Trucking’s Profits Are Expected to Increase for Fourth Straight Quarter, Analysts Say

By Rip Watson, Senior Reporter

This story appears in the Jan. 10 print edition of Transport Topics.

Every public trucking company is expected to post improved year-over-year earnings for the fourth quarter in a row, setting the stage for solid profits growth this year.

Based on analysts’ profit estimates compiled by Bloomberg News, all 22 publicly traded carriers should exceed their fourth-quarter 2009 performance. On average, improvement from quarter to quarter will top 40%.

Only YRC Worldwide is expected to have a net loss this year, as well as in the fourth quarter of 2010.



Its fourth-quarter net loss is estimated at about $61 million, with a full year 2011 net loss of nearly $200 million expected.

“We are on the cusp of the best years the trucking industry has seen since deregulation,” said John Larkin, analyst with Stifel, Nicolaus & Co. in Baltimore. He told Transport Topics Jan. 4 that profits could grow from year-to-year through 2013.

A confluence of several factors is driving the expected 2011 improvement.

“The combination of the capacity reductions caused by fleet downsizings and fleet failures over the past five years, along with the additional capacity reductions that are about to be driven by federally mandated safety regulations, will likely combine with accelerating economic recovery,” Larkin said.

He said profits also will continue rising because of 2011 rate increases of 4% or more, in combination with improved cost control and equipment utilization.

Capacity will be kept in line by changes, such as the CSA program, that will trim the driver pool and freight capacity, Larkin said. At the same time, demand probably will rise about 3% and tip 2010’s equilibrium between supply and demand in favor of fleets.

Larkin said he expects 3% growth in gross domestic product this year, after economists boosted their 2011 forecasts late in 2010.

While others also said they expect earnings and economic growth, some were more cautious.

“The pace of inventory restocking has slowed materially from mid-2010, and recent reported freight statistics generally slowed beyond normal seasonality the last few months of the year,” Edward Wolfe at Wolfe Trahan & Co., New York, said in a Jan. 3 report.

Analyst Jon Langenfeld of Robert W. Baird & Co. Inc. was more optimistic, projecting 2011 volume improvement in the 2% to 4% range, driven by a similar amount of economic growth.

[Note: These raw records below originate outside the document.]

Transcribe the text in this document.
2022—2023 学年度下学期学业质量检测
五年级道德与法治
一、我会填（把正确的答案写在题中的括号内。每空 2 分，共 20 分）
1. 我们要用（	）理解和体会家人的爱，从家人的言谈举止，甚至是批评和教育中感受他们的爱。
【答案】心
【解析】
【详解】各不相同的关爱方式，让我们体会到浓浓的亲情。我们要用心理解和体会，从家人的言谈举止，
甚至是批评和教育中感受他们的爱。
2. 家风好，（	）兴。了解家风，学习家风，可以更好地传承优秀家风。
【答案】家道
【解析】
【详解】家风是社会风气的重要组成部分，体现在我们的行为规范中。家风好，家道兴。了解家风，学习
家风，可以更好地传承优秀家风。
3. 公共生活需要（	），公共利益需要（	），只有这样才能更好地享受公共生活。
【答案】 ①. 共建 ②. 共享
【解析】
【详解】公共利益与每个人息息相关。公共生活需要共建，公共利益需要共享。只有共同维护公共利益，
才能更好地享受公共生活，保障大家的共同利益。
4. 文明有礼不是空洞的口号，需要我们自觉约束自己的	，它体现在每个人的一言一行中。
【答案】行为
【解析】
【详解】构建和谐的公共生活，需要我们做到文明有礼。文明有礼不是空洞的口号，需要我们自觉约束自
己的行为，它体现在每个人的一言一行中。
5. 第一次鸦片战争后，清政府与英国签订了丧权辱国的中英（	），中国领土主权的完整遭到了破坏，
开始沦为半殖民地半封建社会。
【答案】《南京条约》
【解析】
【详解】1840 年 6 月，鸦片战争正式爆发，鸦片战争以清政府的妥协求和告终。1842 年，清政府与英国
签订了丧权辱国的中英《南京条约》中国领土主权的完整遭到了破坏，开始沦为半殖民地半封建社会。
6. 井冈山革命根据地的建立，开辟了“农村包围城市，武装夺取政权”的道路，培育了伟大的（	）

“Expect freight demand to begin to normalize in 2011 and remain positive,” he said. “The industry can support at least two years of 5% plus rate growth to return to previous peak levels” for freight rates.

Deutsche Bank analyst Justin Yagerman also was upbeat, citing a drop-off in reported inventory and a pickup in the purchasing managers’ index, or PMI, of expected economic activity that rose from November to December.

Both reports came from the Institute for Supply Management trade group, whose purchasing index hit its highest level since June.

“The solid PMI reading and low inventory levels are positives for trucking,” Yagerman said in his report.

Larkin tied part of the optimism to the Republicans’ resuming control of the U.S. House of Representatives this month.

“The private sector has come under attack over the last two years with a whole laundry list of anti-business legislation,” Larkin said, citing health care.

“People were frightened to death by that,” he said.

Profit estimates compiled by Bloomberg News for the full year 2011 show stronger results for every carrier and an end to losses at Arkansas Best Corp.’s ABF Freight System, P.A.M. Transportation and USA Truck during the fourth quarter of 2010.

Profits in 2011 could climb above $16 million at Arkansas Best and top $3 million at both USA Truck and P.A.M., analysts said.

When earnings announcements begin later this month, ABF is expected to show a loss of about $2 million in the fourth quarter, compared with $22.1 million in the 2009 quarter.

P.A.M. is expected to cut its fourth-quarter loss to $550,000 from $3.9 million, and USA Truck should lose $425,000, but less than the $2.5 million loss in the 2009 period.

Saia Inc. and Vitran Inc. are projected to announce the biggest fourth-quarter earnings improvements and reverse 2009-period losses.

Saia should earn about $1.3 million, compared with a $4.3 million loss, while Vitran’s fourth-quarter earnings should be $4.1 million, after a $2.3 million loss in the prior-year period. Both companies’ 2011 earnings could top $14 million.